Durante muchos decenios el título universitario era un factor de diferenciación social y cultural. En algunos casos, era sinónimo de prestigio y en otros, un requisito mínimo para acceder a determinados puestos de trabajo. Una minoría podía acceder a una licenciatura o ingeniería y esto se visibilizaba en el reconocimiento público, en las responsabilidades profesionales y en las condiciones laborales.

Actualmente, también existe una correlación entre la disposición de un título universitario y la posición en el mercado de trabajo y el prestigio social. Por ejemplo, los universitarios tienen, de promedio, tasas de paro muy menores, una media salarial superior y una mejor posición dentro de una empresa que los que no tienen estudios superiores. Pero la consolidación de los ciclos formativos, por un lado, y la ampliación de la oferta de másters y postgrados ha desdibujado algo el papel del título universitario equivalente a lo que ahora denominaremos titulo de grado, gracias al acuerdo de Bolonia.

El siguiente paso de los nuevos títulos de grado pasa por la diferenciación basada en las competencias ofrecidas por parte del centro académico y la percepción que pueda tener el alumnado de secundaria –potencial universitario- de esta oferta.

En el proceso general de diseño, implantación y evaluación de los nuevos planes de estudios, centrado en el aprendizaje de competencias al que nos ha abocado la implantación del espacio europeo de educación superior (EEES), se nos plantean múltiples interrogantes.

Casi ineludiblemente, las primeras cuestiones a las que tratamos de dar respuesta se relacionan con qué competencias deben ser adquiridas en una determinada titulación y con cómo han de ser demostradas dichas competencias.

Los nuevos títulos de grado y posgrado definen con la mayor claridad posible las competencias, es decir, los conocimientos, las conductas y aptitudes que deben ser adquiridos o puestos en práctica en el ejercicio profesional para el que se capacita con la titulación.

 

La competencia debe ser observada desde dos contextos que, aunque diferenciados, están orientados a encontrarse o aproximarse: el mercado laboral y la universidad. La diferencia básica entre el grado de dominio de la competencia que el egresado demuestra en el ejercicio profesional y el que el discente debe adquirir en el marco general de un plan de estudios es que, mientras que en el primer caso este dominio es y debe ser aplicado en una situación real, en el segundo caso se demuestra, en la mayoría de las ocasiones, mediante modelos simulados.
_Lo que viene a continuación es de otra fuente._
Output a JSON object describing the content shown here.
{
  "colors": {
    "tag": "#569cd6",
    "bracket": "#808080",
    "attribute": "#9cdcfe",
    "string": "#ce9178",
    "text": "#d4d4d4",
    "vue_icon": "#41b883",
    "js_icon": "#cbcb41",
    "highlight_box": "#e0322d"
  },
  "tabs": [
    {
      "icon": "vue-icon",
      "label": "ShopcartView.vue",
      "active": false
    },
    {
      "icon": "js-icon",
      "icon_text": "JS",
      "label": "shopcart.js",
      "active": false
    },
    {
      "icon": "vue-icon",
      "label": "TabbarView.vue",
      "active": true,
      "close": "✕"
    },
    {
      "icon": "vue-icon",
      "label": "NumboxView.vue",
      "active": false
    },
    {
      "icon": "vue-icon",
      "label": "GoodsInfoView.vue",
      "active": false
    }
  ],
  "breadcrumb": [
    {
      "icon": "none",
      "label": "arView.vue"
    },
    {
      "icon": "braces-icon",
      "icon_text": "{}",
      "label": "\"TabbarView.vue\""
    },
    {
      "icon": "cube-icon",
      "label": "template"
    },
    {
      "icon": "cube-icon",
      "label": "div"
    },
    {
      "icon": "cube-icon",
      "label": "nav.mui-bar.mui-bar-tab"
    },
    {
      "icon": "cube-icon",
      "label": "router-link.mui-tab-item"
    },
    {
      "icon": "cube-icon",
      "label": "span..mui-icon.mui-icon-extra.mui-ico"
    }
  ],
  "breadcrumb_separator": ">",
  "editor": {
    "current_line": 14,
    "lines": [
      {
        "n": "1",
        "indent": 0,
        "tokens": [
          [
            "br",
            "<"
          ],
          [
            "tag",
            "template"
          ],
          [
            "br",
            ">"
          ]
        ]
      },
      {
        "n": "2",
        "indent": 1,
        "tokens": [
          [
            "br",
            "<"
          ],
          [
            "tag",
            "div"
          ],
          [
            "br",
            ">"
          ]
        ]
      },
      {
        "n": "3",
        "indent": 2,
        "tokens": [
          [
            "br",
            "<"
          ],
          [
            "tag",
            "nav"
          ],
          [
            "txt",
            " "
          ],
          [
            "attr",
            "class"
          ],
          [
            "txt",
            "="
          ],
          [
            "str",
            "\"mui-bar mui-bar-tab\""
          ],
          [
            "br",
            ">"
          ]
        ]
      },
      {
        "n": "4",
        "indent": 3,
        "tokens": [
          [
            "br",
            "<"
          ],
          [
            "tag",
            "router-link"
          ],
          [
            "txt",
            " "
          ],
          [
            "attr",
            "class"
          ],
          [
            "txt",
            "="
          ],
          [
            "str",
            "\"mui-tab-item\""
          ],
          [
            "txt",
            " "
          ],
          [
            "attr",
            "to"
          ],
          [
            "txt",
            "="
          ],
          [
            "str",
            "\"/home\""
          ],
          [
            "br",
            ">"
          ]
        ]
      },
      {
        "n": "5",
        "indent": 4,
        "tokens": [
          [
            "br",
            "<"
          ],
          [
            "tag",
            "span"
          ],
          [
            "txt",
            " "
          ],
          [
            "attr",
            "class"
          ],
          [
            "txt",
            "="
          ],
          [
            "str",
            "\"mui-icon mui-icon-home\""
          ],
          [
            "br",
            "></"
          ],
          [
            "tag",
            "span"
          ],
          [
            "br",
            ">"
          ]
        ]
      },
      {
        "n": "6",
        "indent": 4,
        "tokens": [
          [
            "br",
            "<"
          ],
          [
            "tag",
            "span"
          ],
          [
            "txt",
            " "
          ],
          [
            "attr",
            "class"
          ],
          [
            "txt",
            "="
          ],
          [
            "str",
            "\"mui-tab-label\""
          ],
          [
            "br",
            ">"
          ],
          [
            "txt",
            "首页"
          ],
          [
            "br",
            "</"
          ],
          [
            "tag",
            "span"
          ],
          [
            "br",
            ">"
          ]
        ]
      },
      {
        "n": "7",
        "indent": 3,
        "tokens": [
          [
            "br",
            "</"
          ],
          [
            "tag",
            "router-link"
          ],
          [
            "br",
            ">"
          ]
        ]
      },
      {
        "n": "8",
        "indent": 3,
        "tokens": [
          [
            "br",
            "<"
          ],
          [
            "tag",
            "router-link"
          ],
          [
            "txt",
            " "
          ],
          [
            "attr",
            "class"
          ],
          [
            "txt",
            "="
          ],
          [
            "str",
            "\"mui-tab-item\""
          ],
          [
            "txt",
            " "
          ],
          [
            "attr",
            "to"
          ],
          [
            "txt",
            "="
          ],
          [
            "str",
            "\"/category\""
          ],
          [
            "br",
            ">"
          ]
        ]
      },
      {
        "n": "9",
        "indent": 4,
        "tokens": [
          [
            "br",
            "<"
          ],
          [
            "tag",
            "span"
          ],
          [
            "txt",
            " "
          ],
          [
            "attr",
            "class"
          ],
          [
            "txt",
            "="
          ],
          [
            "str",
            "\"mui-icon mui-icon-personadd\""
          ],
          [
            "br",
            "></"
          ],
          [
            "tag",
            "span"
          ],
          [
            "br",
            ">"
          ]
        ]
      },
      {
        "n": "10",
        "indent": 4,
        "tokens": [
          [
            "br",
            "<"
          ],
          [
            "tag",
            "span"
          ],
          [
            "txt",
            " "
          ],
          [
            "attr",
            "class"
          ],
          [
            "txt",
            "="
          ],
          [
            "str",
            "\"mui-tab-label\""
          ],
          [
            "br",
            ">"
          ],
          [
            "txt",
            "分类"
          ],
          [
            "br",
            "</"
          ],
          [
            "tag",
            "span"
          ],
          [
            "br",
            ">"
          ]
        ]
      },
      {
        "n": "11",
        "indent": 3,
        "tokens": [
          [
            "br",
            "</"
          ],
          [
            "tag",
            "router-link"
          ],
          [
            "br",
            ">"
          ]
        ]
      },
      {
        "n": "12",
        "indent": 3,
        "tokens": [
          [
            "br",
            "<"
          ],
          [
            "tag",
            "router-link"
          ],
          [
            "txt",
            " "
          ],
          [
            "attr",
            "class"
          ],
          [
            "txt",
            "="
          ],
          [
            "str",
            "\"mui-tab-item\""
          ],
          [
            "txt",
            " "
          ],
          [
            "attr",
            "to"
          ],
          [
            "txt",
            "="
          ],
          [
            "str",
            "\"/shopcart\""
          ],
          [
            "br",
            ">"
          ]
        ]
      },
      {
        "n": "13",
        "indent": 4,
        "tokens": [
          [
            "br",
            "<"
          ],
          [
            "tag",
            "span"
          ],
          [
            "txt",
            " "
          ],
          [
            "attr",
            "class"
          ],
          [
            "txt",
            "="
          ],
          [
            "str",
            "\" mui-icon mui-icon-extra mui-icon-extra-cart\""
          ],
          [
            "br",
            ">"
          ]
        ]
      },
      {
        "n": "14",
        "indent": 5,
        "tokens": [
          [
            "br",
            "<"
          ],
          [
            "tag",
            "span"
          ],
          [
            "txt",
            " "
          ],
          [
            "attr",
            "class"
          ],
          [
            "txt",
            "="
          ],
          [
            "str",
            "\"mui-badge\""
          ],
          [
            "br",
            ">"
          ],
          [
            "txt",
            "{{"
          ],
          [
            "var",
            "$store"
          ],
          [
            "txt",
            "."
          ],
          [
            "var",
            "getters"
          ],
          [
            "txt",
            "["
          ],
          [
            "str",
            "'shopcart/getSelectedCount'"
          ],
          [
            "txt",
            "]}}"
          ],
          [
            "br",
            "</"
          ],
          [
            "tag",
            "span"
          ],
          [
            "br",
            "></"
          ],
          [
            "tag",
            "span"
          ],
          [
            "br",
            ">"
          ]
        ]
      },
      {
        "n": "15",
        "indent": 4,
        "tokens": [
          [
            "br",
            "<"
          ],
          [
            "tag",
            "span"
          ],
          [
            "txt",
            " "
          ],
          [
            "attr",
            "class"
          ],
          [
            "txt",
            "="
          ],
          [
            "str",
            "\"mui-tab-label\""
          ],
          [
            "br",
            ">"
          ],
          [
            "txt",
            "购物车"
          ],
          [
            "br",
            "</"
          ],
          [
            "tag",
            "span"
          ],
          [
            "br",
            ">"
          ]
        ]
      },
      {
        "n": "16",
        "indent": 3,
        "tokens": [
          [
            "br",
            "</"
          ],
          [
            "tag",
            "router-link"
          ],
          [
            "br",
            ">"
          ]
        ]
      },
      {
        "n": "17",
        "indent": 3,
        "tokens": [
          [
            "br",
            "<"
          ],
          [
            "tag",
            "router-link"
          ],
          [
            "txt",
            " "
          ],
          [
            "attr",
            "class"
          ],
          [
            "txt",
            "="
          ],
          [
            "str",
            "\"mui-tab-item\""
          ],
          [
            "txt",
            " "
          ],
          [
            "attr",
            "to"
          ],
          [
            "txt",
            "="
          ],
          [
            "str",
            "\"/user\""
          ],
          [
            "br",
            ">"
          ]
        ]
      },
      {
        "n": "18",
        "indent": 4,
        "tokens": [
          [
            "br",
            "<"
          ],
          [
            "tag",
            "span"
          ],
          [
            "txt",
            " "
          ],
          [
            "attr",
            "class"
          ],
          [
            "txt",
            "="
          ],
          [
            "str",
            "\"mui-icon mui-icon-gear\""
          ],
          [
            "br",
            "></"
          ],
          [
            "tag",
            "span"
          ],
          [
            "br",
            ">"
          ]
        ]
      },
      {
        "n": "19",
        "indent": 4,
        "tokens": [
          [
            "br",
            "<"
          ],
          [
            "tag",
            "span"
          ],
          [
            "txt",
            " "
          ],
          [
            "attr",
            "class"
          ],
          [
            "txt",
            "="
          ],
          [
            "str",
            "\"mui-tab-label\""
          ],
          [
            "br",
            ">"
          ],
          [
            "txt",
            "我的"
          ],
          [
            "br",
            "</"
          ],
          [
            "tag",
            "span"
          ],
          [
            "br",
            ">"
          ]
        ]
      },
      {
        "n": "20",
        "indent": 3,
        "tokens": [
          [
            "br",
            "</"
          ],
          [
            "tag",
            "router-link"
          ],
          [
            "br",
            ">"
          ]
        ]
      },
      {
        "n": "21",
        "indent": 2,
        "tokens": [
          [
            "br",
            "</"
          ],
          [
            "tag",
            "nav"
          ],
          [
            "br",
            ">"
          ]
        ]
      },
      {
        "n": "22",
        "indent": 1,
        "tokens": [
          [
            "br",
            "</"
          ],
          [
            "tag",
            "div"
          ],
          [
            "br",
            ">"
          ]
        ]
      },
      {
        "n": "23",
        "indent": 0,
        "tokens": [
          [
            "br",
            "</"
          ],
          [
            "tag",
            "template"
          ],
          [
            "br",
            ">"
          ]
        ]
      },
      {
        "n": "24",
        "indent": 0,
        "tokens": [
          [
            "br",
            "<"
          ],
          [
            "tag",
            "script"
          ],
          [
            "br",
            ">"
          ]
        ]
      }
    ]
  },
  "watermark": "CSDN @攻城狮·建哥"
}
La responsabilidad del docente no solamente recae sobre su parcelada tarea de enseñar unos conocimientos o desarrollar unas determinadas habilidades en el estudiante, sino que, también, ha de comprobar y valorar el grado de aprendizaje del discente para asegurar el éxito en este encuentro entre el contexto universitario y el medio profesional.

 

La apuesta de los grados ya no puede ser más el título –que pierde fuerza- sino los conocimientos y habilidades que permiten desempeñar adecuadamente una tarea profesional, es decir, la disposición de determinadas competencias.